Be aware of your hydraulic forces.  Sockets are prone to failure when torqued more than twice the specified amount for assembly. Backup wrenches may not be rated for the torque applied.  Limit torque to the capacity of the weakest tool in the application.  Hytorc® publishes charts on their website which convert pump pressure to torque applied for each of their tools.

Finally, protect your personnel.  No one is to be in contact with the head or backup wrenches after initial clamping pressure is applied and until pressure is released. Determine the potential debris path and keep personnel away from the area. You can also use a piece of plywood or metal as a shield.  Face shielding is recommended as PPE for all personnel near the danger zone.

Remember that Hytorc® equipment is dangerous and must only be operated by trained individuals.  Best practice is to have the same person operate both the tool head and the pump.  When this is not possible, the pump operator must be in sight of the tool operator.  Three way communication must be used between them.

Loss of Lube Oil (Emergency Lube Oil Systems)

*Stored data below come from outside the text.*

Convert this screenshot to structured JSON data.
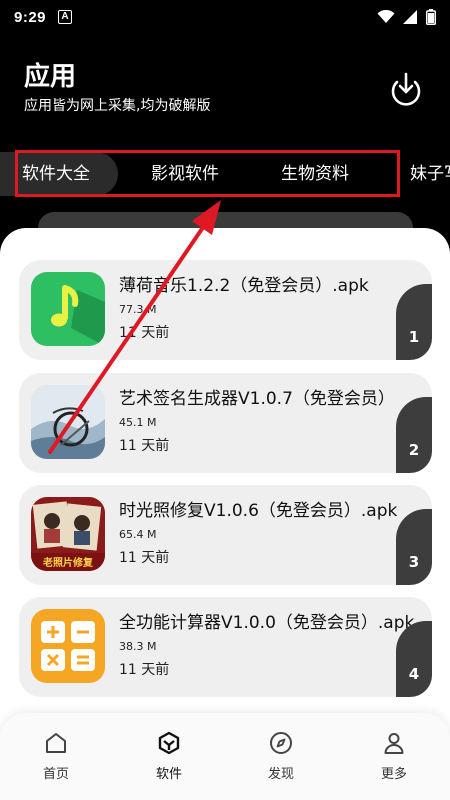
{
  "status_bar": {
    "time": "9:29",
    "notification_glyph": "A"
  },
  "header": {
    "title": "应用",
    "subtitle": "应用皆为网上采集,均为破解版"
  },
  "tabs": [
    {
      "label": "软件大全",
      "active": true
    },
    {
      "label": "影视软件",
      "active": false
    },
    {
      "label": "生物资料",
      "active": false
    },
    {
      "label": "妹子写",
      "active": false
    }
  ],
  "apps": [
    {
      "name": "薄荷音乐1.2.2（免登会员）.apk",
      "size": "77.3 M",
      "time": "11 天前",
      "rank": "1",
      "icon": "music-note-icon"
    },
    {
      "name": "艺术签名生成器V1.0.7（免登会员）",
      "size": "45.1 M",
      "time": "11 天前",
      "rank": "2",
      "icon": "signature-art-icon"
    },
    {
      "name": "时光照修复V1.0.6（免登会员）.apk",
      "size": "65.4 M",
      "time": "11 天前",
      "rank": "3",
      "icon": "photo-restore-icon",
      "icon_text": "老照片修复"
    },
    {
      "name": "全功能计算器V1.0.0（免登会员）.apk",
      "size": "38.3 M",
      "time": "11 天前",
      "rank": "4",
      "icon": "calculator-icon"
    }
  ],
  "bottom_nav": [
    {
      "label": "首页",
      "icon": "home-icon",
      "active": false
    },
    {
      "label": "软件",
      "icon": "software-icon",
      "active": true
    },
    {
      "label": "发现",
      "icon": "compass-icon",
      "active": false
    },
    {
      "label": "更多",
      "icon": "user-icon",
      "active": false
    }
  ],
  "colors": {
    "background": "#000000",
    "annotation_red": "#e01823",
    "music_icon_green": "#2fbf63",
    "calculator_orange": "#f5a623",
    "badge_dark": "#3d3d3d"
  }
}
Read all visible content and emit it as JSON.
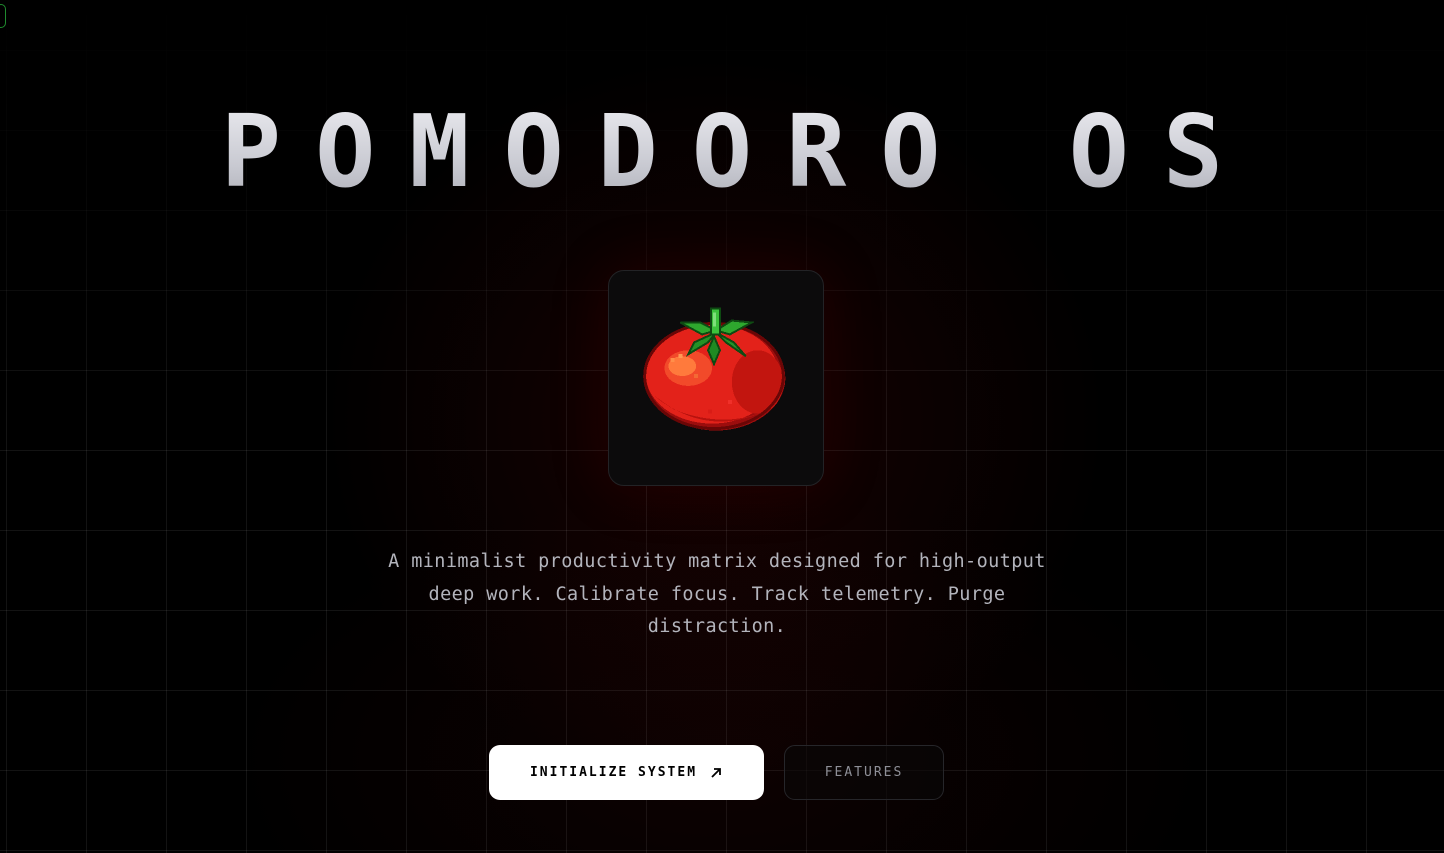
{
  "hero": {
    "title": "POMODORO OS",
    "tagline": "A minimalist productivity matrix designed for high-output deep work. Calibrate focus. Track telemetry. Purge distraction."
  },
  "logo": {
    "icon": "pixel-tomato-icon"
  },
  "actions": {
    "primary_label": "INITIALIZE SYSTEM",
    "primary_icon": "arrow-up-right-icon",
    "secondary_label": "FEATURES"
  },
  "colors": {
    "background": "#000000",
    "primary_button": "#ffffff",
    "tomato_red": "#e8281c",
    "stem_green": "#2ea82e"
  }
}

The International Association of Engineering Insurers found that the highest frequency of steam turbine failures worldwide is due to loss of oil. To minimize the effects of loss of oil events, all turbines have a backup or emergency oil system; however, checks of these backup systems are too often neglected. Should the backup systems be inoperable during a loss of power incident, the turbine can coast down with insufficient lubrication, causing expensive component failures. These failures can range from a loss of bearing integrity (wiped bearings) to major seal and rotating component damage, and they result in large costs to the turbine owner, not only in the repair of damage done, but in the cost of lost generation time.

Weekly maintenance checks on emergency lube oil systems should include verifying the adequacy of any battery backup system and testing the pressure switches and controllers that activate backup pumps. These tests should be performed to ensure the backup systems are fully functional should a loss of power or lube oil event occur. These simple efforts of prevention are inexpensive compared to the expenditures related to a turbine coming down without sufficient lube oil.

Safety Tips

At TGM, our motto is Safety, Quality, Production . . . In That Order! We currently have:

Zero OSHA Recordable Accidents for 528th Consecutive days!

Safety is Turbine Generator Maintenance’s top priority. TGM puts safety above all other considerations and expects that devotion from every TGM employee. Please see our dedicated Safety section of our website for more information on TGM’s Safety Program.

COMMON SENSE AND ACCIDENT PREVENTION

The experts say at least 80% of industrial accidents are caused by unsafe acts on the part of employees–and not by unsafe conditions. Here are a few actions, paired with safety suggestions:

  • Being in a Hurry – Don’t let the concern for completing a job quickly overshadow safety.
  • Taking Chances – Daring behavior or blatant disregard for safe work practices can put the whole work team at risk.
  • Being Preoccupied – If your mind is troubled or distracted, you’re at risk for an accident.
  • Having A Negative Attitude – Being angry or in a bad mood can lead to severe accidents because anger nearly always rules over caution.
  • Failing To Look For Hidden Hazards – Always be alert for changes in the jobsite environment. Hidden hazards include spilled liquids, out-of-place objects, unmarked floor openings, etc.

Awareness of your environment, self-preservation, and concern for your fellow workers are all factors in good common sense. All workers can prevent themselves from getting hurt.